A alegria de mostrar para o mundo as belezas da região. Esta é a maior satisfação do professor aposentado Wilson Schuelter, de Tubarão, que viu na fotografia uma forma de divulgar o que se tem de mais bonito na Cidade Azul e arredores.


“Costumo registrar a natureza, com suas paisagens, flores, animais, pássaros, pessoas. Costumo registrar igrejas, especialmente as pequenas, nas comunidades por onde passo, pois representam mais que um lugar de prece, são um local de encontro comunitário. Serras, cascatas também me atraem muito. E temos tudo isso aqui, tão perto de nós”, revela.


A fotografia entrou na vida do professor há aproximadamente cinco anos, quando se aposentou.

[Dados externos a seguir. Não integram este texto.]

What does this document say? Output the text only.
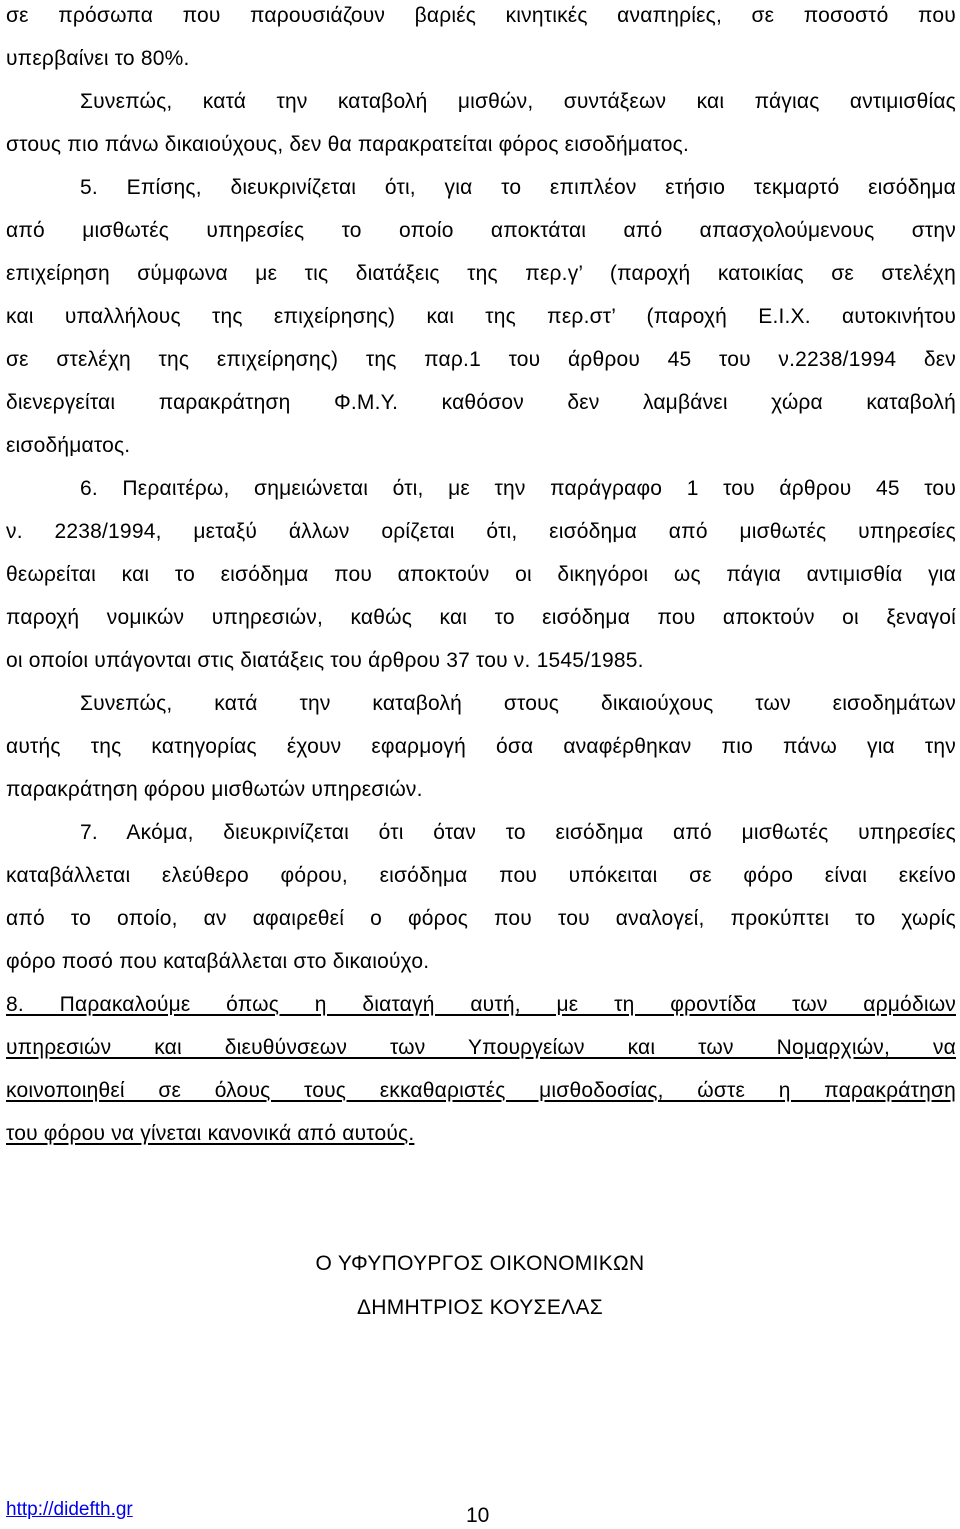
σε πρόσωπα που παρουσιάζουν βαριές κινητικές αναπηρίες, σε ποσοστό που
υπερβαίνει το 80%.
Συνεπώς, κατά την καταβολή μισθών, συντάξεων και πάγιας αντιμισθίας
στους πιο πάνω δικαιούχους, δεν θα παρακρατείται φόρος εισοδήματος.
5. Επίσης, διευκρινίζεται ότι, για το επιπλέον ετήσιο τεκμαρτό εισόδημα
από μισθωτές υπηρεσίες το οποίο αποκτάται από απασχολούμενους στην
επιχείρηση σύμφωνα με τις διατάξεις της περ.γ’ (παροχή κατοικίας σε στελέχη
και υπαλλήλους της επιχείρησης) και της περ.στ’ (παροχή Ε.Ι.Χ. αυτοκινήτου
σε στελέχη της επιχείρησης) της παρ.1 του άρθρου 45 του ν.2238/1994 δεν
διενεργείται παρακράτηση Φ.Μ.Υ. καθόσον δεν λαμβάνει χώρα καταβολή
εισοδήματος.
6. Περαιτέρω, σημειώνεται ότι, με την παράγραφο 1 του άρθρου 45 του
ν. 2238/1994, μεταξύ άλλων ορίζεται ότι, εισόδημα από μισθωτές υπηρεσίες
θεωρείται και το εισόδημα που αποκτούν οι δικηγόροι ως πάγια αντιμισθία για
παροχή νομικών υπηρεσιών, καθώς και το εισόδημα που αποκτούν οι ξεναγοί
οι οποίοι υπάγονται στις διατάξεις του άρθρου 37 του ν. 1545/1985.
Συνεπώς, κατά την καταβολή στους δικαιούχους των εισοδημάτων
αυτής της κατηγορίας έχουν εφαρμογή όσα αναφέρθηκαν πιο πάνω για την
παρακράτηση φόρου μισθωτών υπηρεσιών.
7. Ακόμα, διευκρινίζεται ότι όταν το εισόδημα από μισθωτές υπηρεσίες
καταβάλλεται ελεύθερο φόρου, εισόδημα που υπόκειται σε φόρο είναι εκείνο
από το οποίο, αν αφαιρεθεί ο φόρος που του αναλογεί, προκύπτει το χωρίς
φόρο ποσό που καταβάλλεται στο δικαιούχο.
8. Παρακαλούμε όπως η διαταγή αυτή, με τη φροντίδα των αρμόδιων
υπηρεσιών και διευθύνσεων των Υπουργείων και των Νομαρχιών, να
κοινοποιηθεί σε όλους τους εκκαθαριστές μισθοδοσίας, ώστε η παρακράτηση
του φόρου να γίνεται κανονικά από αυτούς.
Ο ΥΦΥΠΟΥΡΓΟΣ ΟΙΚΟΝΟΜΙΚΩΝ
ΔΗΜΗΤΡΙΟΣ ΚΟΥΣΕΛΑΣ
http://didefth.gr	10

O que era pra ser só um hobby se tornou uma paixão. E as imagens captadas por Wilson acabaram sendo premiadas em sites especializados no mundo inteiro.


“Divulgo as fotos nas redes sociais, especialmente o Facebook e Instagram (joy_and_visits). Minha participação em grupos de fotografia começou no ano passado. Participo de uma meia dúzia deles, com fotógrafos e jurados de diferentes países. Todos têm uma versão em inglês, o que facilita o entendimento e a interação com comentários e análises”, conta.


As fotos são divulgadas em grupos de Portugal, Polônia, Turquia, Índia, Hong Kong e Finlândia, além do Brasil. “A postagem e a avaliação das fotos são feitas diariamente, e me surpreendi com as premiações, porque não é com este objetivo que posto as fotos. Mas é gratificante”, revela. Entre os prêmios mais recentes, um de Portugal, com uma foto da igreja de Treze de Maio.


“Marcos e monumentos despertam minha atenção. Em Tubarão, estou fazendo um inventário fotográfico: catedral, Unisul, hospital, pontes, rio, shopping etc. Gosto bastante de fotografia noturna; a restrição é a segurança para sair à noite. Também colaboro com a Catedral de Tubarão, fazendo registro do acervo e de eventos, a convite dos párocos”, pontua.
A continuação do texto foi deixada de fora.